Toronto

Gerard Päs

Gerard Päs’ sculptures and watercolors are a fusion of pure form within a self-sustaining vision of purgatory. Päs uses the utopian vision of the Russian Constructivist and De Stijl movements, adopting their clean precise lines, stark geometry, and the latter’s primary-color combinations. This is not to suggest, though, that the exhibition serves as a sweeping homage; rather, it sets the ideals of purity and order against the artist’s personal backdrop of physical disability. At a very early age, Päs was stricken with the polio virus, which resulted in physical impairment. Since 1977 his disability has served as a point of departure and scrutiny. With all of this said, Päs is not creating “handicapped art.” Instead, by drawing upon his experience of being singled out and ostracized, he creates memorable reflections on the ways difference forms our understanding of uniformity and integration.

Päs’ Red-Blue Wheel Chair, 1987, looks like something from the pages of a European design magazine. His knockoff of Gerrit Rietveld’s seminal Red-Blue Chair, 1919, highlights the discomfort inherent in the original design. In Red-Blue Crutches #1–12, 1986–87, Päs mounts single crutches on small platforms, creating a semi-circle on the gallery floor. Each crutch has been modified slightly, with joints and bends added to the original design. The first crutch is only marginally changed by the discrete addition of red and blue. By the last crutch, however, what started out as an object of standard proportions is now bent into a completely non-functional shape, relating more closely to sculpture than to the utilitarian object it once was. In this work as in others, the artist has twisted the De Stijl ideal of art forms that could be applied to all aspects of life. In Päs’ scenario, the functional object becomes the nonfunctional art form.
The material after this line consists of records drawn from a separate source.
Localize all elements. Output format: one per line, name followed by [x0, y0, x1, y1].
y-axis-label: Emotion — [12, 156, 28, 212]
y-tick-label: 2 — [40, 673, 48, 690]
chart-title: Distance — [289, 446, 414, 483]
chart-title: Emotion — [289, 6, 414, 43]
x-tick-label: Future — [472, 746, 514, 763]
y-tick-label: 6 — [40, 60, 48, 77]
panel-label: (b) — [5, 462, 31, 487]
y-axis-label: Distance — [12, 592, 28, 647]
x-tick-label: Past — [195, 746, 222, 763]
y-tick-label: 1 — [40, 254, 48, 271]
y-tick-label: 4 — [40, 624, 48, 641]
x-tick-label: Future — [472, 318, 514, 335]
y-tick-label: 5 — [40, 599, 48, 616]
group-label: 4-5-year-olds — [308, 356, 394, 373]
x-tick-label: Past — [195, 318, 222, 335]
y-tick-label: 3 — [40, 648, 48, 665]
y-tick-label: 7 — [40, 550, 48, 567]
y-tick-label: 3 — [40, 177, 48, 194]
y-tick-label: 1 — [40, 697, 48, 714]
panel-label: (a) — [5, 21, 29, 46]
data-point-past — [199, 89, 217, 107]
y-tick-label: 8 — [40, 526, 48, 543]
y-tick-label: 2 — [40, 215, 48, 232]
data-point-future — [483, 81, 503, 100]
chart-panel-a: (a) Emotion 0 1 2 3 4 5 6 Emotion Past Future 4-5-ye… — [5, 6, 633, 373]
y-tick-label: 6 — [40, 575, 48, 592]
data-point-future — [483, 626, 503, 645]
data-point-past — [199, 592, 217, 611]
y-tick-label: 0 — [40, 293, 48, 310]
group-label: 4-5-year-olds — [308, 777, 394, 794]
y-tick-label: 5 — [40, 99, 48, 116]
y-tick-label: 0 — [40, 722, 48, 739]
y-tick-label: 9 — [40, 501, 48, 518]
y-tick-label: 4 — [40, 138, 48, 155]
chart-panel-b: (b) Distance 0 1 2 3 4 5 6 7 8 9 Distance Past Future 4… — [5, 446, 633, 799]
In the watercolor triptych Aaron’s Rod, 1988–89, he presents us with a kind of greening of De Stijl. A rendering of an architectural model of Rietveld’s Schröder House, 1924, is presented three times, each in a differing form. In the first, a crutch rises out of the center of the structure; in the second, the crutch is transformed into a tree; and in the third, the transformation is complete, with the tree fully integrated into the interior structure. Pas has humanized the hallmark of De Stijl by taking what is abhorrent, the crutch, and transforming it into something that is beautiful and in harmony with nature.